Church in Vestland, Norway

Stårheim Church (Stårheim kyrkje) is a parish church of the Church of Norway in Stad Municipality in Vestland county, Norway. It is located in the village of Stårheim. It is the church for the Stårheim parish which is part of the Nordfjord prosti (deanery) in the Diocese of Bjørgvin. The white, wooden church was built in a long church design in 1864 using plans drawn up by the architect Christian Heinrich Grosch. The church seats about 350 people.

==History==
The earliest existing historical records of the church date back to 1324, but the church was not new that year. The first church was a wooden stave church that was likely built in the 12th century. That old church was in use until 1338. Not much is known about the original church, but in 1338 Erling Vidkunsson wrote a letter to Bishop Haakon in Bergen that some robbers had broken into the church and set it on fire. A second stave church was built on the same site in 1341 to replace the one that burned. This new church was designated as an annex chapel for the Eid Church parish.
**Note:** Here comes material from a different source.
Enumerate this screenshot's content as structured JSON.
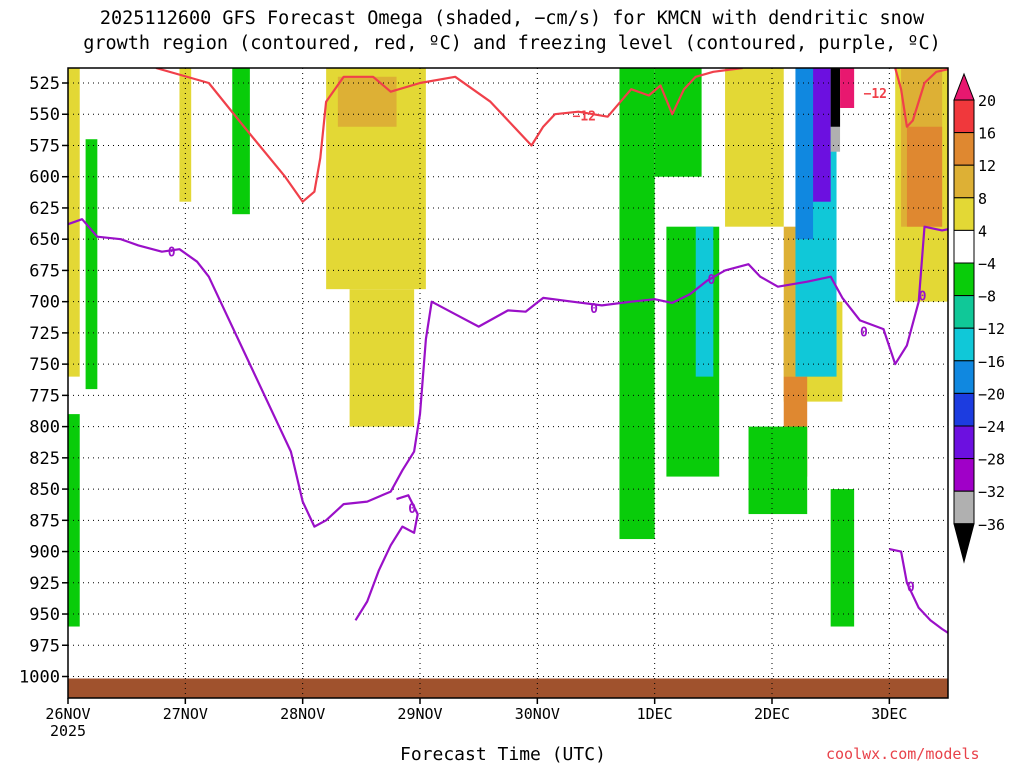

Around the year 1600, the old church was torn down and a new timber-framed long church was built on the same site. On 10 January 1859, a large fire heavily damaged the structure. Planning for a new church began soon after. Christian Heinrich Grosch was hired as the architect and Gjert Lien was hired as the lead builder. Construction took place in 1864. The new building was consecrated on 4 December 1864 by the Provost Wilhelm Frimann Koren. In 1946, electric light and heat were installed in the church.